Потому что там, где у обычных людей сердце, у меня ненависть и любовь.
Комментарий к Часть 12
*(для тех, кто не в танке - это такой нож, когда раскладываешь, он реально напоминает бабочку. Ну это если быстро раскладывать)
========== Часть 13 ==========
Пятница. Никогда еще это слово не приносило столько облегчения и радости, сколько сейчас. И чихал я на Аву Пейдж, к которой мне сейчас идти на сеанс. Чихал я на Галли, косо смотрящего на меня, когда я на перемене в столовой подсаживаюсь к Арису. На весь мир я сегодня клал болт. Потому что завтра суббота. А это значит одно — сон. С. О. Н. Долгожданный и любимый. Всего три буквы, а сколько в них бесконечного смысла.
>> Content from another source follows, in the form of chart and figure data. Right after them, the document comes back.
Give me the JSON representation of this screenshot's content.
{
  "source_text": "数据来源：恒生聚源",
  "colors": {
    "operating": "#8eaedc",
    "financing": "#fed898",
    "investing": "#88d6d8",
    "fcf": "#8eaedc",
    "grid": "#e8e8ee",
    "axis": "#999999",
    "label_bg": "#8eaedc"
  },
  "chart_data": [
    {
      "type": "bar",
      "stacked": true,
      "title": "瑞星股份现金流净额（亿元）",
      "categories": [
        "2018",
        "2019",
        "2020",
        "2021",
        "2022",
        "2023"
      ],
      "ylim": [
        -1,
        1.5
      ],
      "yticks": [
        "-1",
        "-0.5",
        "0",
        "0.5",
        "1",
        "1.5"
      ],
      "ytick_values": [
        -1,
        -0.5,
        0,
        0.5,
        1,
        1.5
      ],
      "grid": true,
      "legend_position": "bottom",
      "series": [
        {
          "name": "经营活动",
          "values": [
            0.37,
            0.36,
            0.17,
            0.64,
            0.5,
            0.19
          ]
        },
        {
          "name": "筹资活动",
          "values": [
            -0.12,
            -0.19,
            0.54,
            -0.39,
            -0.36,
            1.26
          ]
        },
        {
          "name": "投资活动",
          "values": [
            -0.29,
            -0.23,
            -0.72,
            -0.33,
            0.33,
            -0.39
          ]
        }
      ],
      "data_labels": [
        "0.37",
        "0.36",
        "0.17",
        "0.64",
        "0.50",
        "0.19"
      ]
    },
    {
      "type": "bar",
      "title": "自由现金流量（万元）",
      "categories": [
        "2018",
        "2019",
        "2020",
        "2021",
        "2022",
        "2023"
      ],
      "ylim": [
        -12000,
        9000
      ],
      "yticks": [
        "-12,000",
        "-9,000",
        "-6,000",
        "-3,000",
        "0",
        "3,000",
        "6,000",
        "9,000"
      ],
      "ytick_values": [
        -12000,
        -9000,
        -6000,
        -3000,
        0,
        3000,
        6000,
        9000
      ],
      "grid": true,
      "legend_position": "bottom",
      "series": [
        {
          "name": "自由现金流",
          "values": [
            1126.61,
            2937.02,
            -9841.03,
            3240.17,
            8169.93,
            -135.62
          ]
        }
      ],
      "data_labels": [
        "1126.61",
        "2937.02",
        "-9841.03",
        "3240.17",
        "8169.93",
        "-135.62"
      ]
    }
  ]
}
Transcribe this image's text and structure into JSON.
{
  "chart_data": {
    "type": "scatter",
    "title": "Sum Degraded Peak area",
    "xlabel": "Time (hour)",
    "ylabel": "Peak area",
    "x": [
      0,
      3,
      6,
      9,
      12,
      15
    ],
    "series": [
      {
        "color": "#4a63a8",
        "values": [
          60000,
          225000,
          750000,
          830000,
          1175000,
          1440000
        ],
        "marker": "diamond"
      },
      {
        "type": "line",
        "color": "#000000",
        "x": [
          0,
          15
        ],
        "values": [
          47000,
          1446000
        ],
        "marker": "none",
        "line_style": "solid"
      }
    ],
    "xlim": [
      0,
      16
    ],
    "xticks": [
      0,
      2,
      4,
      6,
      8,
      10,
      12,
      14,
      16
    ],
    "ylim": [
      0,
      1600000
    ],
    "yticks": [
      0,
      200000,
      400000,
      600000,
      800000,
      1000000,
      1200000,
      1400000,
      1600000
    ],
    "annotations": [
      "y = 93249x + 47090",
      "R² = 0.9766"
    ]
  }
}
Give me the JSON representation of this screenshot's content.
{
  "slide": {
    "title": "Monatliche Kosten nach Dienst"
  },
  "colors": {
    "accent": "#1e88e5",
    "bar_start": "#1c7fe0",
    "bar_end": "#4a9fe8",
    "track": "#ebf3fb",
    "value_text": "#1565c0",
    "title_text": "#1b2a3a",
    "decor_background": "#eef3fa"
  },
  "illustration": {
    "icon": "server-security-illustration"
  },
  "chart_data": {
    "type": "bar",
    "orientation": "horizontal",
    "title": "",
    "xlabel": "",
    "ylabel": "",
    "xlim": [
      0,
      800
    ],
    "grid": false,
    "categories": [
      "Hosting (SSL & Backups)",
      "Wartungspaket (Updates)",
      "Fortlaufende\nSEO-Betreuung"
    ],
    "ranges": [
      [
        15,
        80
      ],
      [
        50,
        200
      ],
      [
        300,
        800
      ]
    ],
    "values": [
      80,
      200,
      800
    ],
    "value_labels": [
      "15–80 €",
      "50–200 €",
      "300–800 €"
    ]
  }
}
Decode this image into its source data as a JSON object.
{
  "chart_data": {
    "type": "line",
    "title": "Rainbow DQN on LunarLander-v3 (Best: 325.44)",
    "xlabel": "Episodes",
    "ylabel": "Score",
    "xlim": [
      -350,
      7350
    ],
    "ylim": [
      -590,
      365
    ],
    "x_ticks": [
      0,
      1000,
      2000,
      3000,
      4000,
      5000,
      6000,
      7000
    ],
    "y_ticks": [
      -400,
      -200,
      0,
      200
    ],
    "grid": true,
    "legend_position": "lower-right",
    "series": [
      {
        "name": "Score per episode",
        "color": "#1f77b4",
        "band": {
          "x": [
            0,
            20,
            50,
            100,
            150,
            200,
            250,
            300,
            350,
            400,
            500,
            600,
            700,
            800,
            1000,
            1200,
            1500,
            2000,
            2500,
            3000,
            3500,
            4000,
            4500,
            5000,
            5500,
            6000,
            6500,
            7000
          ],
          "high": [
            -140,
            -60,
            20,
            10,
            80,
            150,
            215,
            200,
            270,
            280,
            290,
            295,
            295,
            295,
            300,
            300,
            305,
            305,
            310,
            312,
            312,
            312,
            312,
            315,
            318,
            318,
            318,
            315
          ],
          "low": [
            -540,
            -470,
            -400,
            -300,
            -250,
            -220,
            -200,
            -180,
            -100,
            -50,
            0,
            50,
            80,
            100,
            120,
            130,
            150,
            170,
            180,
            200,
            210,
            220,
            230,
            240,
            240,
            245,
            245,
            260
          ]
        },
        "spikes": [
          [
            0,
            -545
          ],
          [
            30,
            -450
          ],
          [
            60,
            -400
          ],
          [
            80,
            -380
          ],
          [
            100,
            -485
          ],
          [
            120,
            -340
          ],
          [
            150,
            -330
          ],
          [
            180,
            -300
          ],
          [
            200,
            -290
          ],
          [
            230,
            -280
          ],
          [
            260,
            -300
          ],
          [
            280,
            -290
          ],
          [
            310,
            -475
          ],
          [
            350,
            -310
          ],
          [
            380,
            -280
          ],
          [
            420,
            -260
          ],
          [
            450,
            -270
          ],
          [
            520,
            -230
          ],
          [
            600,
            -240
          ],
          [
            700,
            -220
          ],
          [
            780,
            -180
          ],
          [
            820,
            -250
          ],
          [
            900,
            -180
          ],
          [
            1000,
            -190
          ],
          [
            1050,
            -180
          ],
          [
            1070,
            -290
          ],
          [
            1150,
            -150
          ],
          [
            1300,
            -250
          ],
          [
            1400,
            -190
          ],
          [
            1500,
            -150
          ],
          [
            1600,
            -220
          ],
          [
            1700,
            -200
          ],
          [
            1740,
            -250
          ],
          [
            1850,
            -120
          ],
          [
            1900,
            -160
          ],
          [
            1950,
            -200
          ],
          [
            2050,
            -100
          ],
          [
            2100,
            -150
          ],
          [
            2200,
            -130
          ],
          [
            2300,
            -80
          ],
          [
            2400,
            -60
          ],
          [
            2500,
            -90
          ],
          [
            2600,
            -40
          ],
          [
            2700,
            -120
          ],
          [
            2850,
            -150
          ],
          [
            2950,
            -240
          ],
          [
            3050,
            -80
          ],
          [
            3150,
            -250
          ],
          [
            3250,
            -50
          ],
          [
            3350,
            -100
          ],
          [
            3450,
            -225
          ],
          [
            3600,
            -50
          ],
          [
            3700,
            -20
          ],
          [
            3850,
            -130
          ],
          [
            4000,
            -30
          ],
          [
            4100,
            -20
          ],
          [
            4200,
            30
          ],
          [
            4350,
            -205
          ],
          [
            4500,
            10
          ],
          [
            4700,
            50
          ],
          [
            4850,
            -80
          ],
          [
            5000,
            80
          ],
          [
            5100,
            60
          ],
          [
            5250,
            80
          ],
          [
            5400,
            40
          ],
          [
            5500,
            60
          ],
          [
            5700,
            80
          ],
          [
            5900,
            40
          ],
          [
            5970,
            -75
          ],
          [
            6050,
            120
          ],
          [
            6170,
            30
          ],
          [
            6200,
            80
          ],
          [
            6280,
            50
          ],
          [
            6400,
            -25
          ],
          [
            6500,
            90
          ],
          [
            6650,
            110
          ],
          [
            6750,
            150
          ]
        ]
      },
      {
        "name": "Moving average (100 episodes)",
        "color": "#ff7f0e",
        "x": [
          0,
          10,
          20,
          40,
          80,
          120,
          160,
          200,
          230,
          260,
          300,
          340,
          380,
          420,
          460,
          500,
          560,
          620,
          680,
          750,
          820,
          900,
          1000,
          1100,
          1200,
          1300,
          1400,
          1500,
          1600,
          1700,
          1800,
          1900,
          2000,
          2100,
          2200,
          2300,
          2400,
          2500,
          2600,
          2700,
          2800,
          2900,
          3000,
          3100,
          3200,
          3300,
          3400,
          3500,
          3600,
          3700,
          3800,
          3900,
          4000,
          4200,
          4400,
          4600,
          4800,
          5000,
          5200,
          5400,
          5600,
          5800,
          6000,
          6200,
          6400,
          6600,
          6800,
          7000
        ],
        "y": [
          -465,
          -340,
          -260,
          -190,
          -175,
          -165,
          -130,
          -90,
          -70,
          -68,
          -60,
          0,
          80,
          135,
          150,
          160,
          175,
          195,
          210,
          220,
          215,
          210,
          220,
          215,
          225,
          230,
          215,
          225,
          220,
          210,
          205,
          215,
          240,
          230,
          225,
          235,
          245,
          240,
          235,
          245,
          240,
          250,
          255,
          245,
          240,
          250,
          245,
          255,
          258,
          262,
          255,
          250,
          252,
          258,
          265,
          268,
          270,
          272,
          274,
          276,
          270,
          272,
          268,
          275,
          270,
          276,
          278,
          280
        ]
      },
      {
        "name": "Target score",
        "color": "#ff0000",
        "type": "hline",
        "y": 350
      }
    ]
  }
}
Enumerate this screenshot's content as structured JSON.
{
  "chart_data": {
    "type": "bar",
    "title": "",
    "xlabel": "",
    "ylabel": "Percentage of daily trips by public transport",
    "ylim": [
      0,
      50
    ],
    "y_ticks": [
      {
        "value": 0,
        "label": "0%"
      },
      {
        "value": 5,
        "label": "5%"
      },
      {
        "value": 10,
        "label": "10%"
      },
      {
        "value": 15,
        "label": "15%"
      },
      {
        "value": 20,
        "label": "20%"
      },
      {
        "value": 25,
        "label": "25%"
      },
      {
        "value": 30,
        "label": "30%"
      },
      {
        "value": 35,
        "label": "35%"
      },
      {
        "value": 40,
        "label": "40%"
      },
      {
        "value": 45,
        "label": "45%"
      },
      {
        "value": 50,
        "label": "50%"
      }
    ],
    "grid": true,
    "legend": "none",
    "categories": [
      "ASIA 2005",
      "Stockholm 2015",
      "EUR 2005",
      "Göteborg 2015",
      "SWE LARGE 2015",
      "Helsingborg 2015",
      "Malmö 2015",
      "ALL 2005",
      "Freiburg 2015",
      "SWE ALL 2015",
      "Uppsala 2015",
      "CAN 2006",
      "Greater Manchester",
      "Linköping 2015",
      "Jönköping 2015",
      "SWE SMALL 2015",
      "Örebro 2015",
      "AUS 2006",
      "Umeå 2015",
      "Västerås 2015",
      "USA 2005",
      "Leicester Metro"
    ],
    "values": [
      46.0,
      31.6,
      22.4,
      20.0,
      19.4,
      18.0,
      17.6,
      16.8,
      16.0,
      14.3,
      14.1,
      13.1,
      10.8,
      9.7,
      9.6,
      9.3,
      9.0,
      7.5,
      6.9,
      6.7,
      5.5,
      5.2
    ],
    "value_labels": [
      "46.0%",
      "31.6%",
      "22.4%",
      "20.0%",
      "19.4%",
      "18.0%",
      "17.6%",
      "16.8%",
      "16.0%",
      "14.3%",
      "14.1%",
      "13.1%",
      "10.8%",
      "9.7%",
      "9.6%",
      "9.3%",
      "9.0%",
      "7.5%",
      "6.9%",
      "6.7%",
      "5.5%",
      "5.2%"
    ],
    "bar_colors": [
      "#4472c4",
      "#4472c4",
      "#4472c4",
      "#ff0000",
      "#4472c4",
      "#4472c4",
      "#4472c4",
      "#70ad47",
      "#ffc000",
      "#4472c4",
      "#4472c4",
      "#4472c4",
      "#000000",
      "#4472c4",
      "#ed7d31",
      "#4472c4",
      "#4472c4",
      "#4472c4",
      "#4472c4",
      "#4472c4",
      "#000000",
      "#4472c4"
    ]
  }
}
На радостях, что все более менее спокойно, я даже собираюсь идти в столовую во второй раз, после всех уроков. Звенит звонок с шестого, и я, сдав ноутбук и собрав тетрадки и ручки, стою на выходе из аудитории и жду Томаса. Парень нарочито медленно собирается, хотя всё можно сделать за минуту. Но нет, кареглазый медленно извлекает зарядку из лэптопа, медленно выключает его, хотя обычно мы все, будто запрограммированные роботы, одновременно просто захлопываем крышки. Но Томас сегодня почему-то до ужаса правильный. Лишь дождавшись, пока потухнет экран, он закрывает крышку, ставит аккуратно ноутбук в шкаф, предназначенный для их хранения. И даже у преподавателя сдают нервы ждать, и он просто выходит из кабинета, оставляя нас с Томасом наедине. Стоит только мужчине, ведущему у нас биологию, выйти, как кареглазый обессиленно падает на стул, закрывая лицо руками. Он подрагивает, и я боюсь, что он снова плачет.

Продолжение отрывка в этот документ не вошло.